The group which held an event in Calabar, the Cross River state capital, on 26/06/2020 as part of the 2020 Global Day of Action, with the theme “Accelerating Momentum For Reform: De-Cluttering The Drug Narrative“, said the event is meant to draw attention to the “need to change laws and policies that impede access to harm reduction interventions and to promote respect for the human rights of people who use drugs.”
Mr. Isaac Olushola, President of the group, said there is a need “to engage stakeholders who are key-elements in driving policies to; discuss the current drug law and the evolving public health strategies, understand the known and unknown of drugs, come to resolution, and push for impact-driven projects to catalyze a change in policies that affect humans.
Isaac added that to get people off drugs, there is a need to show empathy, understanding, and support as that is the only way to meet them where they are.
Speaking, the Public Relations Officer, Cross River State Command, Mr. Kenneth Odili held that the law does not differentiate between a dealer and an abuser of drugs, and therefore a mere possession of an illegal drug amounts to a crime, but that that the agency is manned by humans who approach every case with a humane heart.

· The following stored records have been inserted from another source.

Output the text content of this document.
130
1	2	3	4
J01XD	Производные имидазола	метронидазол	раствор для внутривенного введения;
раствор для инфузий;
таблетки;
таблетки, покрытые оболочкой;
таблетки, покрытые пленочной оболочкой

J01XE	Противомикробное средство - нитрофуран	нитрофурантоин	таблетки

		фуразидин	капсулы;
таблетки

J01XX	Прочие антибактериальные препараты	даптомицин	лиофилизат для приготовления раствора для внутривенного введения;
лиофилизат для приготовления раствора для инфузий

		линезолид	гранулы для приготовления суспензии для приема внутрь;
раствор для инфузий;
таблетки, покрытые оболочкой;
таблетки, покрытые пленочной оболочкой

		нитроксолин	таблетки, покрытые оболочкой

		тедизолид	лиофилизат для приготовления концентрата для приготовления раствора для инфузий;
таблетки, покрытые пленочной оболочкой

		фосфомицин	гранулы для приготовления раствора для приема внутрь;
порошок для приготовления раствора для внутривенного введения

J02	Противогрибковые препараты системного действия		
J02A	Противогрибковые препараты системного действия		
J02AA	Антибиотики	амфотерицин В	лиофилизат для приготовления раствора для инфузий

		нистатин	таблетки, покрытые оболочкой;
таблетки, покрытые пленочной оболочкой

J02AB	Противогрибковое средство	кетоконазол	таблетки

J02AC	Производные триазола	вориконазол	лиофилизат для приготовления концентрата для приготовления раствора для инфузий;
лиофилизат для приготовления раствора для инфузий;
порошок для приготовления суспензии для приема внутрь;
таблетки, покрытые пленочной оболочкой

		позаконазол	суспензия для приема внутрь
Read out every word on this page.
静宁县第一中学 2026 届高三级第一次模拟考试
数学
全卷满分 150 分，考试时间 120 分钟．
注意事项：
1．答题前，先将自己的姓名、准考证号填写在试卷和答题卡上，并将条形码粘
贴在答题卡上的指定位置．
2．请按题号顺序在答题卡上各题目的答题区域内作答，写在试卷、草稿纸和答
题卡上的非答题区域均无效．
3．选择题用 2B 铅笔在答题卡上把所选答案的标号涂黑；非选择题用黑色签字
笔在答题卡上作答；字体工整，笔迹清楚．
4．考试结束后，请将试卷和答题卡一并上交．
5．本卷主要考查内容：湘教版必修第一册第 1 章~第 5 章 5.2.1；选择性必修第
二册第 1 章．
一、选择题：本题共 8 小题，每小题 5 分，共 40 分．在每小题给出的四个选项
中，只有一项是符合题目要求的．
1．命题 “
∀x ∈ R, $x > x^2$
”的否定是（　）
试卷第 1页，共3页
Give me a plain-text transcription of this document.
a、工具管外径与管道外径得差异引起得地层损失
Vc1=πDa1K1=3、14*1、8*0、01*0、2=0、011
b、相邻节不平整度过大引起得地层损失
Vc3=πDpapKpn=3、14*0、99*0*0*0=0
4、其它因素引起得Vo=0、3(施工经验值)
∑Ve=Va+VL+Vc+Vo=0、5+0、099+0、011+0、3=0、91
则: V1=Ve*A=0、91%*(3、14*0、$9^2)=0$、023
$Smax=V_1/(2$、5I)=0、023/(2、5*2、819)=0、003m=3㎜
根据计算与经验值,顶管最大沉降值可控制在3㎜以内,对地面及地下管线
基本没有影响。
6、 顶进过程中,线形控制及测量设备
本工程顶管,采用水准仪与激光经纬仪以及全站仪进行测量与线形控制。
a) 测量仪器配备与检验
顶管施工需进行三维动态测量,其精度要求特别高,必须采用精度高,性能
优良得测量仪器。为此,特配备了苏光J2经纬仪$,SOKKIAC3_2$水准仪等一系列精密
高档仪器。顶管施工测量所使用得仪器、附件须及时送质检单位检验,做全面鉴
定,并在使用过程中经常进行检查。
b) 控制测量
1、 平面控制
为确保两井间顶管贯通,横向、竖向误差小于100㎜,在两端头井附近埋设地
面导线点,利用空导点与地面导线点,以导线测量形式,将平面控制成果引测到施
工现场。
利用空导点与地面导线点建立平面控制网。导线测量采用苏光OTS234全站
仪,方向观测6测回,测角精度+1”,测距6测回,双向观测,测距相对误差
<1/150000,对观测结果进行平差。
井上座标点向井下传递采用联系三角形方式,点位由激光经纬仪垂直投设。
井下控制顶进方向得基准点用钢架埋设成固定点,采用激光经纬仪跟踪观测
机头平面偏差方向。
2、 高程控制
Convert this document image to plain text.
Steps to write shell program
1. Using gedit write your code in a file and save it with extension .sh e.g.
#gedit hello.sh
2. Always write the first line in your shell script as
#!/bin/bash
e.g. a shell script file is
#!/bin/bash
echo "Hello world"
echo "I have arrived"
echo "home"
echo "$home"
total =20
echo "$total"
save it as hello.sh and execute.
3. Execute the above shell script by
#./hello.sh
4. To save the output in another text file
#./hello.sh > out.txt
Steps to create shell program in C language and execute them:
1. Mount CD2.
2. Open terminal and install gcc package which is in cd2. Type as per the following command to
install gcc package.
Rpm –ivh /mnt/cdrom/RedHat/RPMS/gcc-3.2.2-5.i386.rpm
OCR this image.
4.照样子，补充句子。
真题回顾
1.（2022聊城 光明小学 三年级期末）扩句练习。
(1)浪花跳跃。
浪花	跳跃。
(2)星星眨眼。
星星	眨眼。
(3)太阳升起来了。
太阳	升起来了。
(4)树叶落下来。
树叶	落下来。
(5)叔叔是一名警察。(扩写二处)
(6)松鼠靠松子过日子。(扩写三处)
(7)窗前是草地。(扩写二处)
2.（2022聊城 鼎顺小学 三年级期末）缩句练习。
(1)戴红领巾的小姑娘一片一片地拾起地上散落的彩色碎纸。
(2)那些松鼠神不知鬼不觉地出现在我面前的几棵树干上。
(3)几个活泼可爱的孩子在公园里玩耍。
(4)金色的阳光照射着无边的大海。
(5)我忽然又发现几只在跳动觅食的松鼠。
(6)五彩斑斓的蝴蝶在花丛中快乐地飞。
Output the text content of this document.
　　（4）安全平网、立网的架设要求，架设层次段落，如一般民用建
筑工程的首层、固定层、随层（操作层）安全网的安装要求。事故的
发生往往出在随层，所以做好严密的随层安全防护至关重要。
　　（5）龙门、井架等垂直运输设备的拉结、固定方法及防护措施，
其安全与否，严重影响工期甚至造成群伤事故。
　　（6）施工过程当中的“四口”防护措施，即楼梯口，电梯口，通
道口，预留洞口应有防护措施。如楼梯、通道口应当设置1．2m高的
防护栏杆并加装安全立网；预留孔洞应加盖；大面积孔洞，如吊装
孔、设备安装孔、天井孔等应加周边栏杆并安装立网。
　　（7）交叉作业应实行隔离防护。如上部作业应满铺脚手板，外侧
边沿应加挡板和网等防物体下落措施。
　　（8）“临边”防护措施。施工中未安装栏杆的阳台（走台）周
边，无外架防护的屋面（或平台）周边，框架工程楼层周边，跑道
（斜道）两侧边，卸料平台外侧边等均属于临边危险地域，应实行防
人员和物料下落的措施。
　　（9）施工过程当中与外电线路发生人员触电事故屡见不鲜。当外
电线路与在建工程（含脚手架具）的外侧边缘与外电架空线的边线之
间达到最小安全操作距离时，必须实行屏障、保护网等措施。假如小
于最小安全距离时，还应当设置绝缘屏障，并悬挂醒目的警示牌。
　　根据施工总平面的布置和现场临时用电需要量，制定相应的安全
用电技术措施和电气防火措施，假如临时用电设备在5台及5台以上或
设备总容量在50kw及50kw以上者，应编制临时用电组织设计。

Mr. Kenneth further enjoined various state governments, civil society groups, and individuals to set up rehabilitation centers for recovering users.
Also speaking, Ms. Victoria Emah-Emah of Neighborhood Care Foundation, an NGO working in the slum said that there is a need to treat drug users as humans with emotions and needs.
Victoria held that drug users should be seen as victims who need help to get off addiction and throwing them into prison might not necessarily be the best method to deal with drug abuse.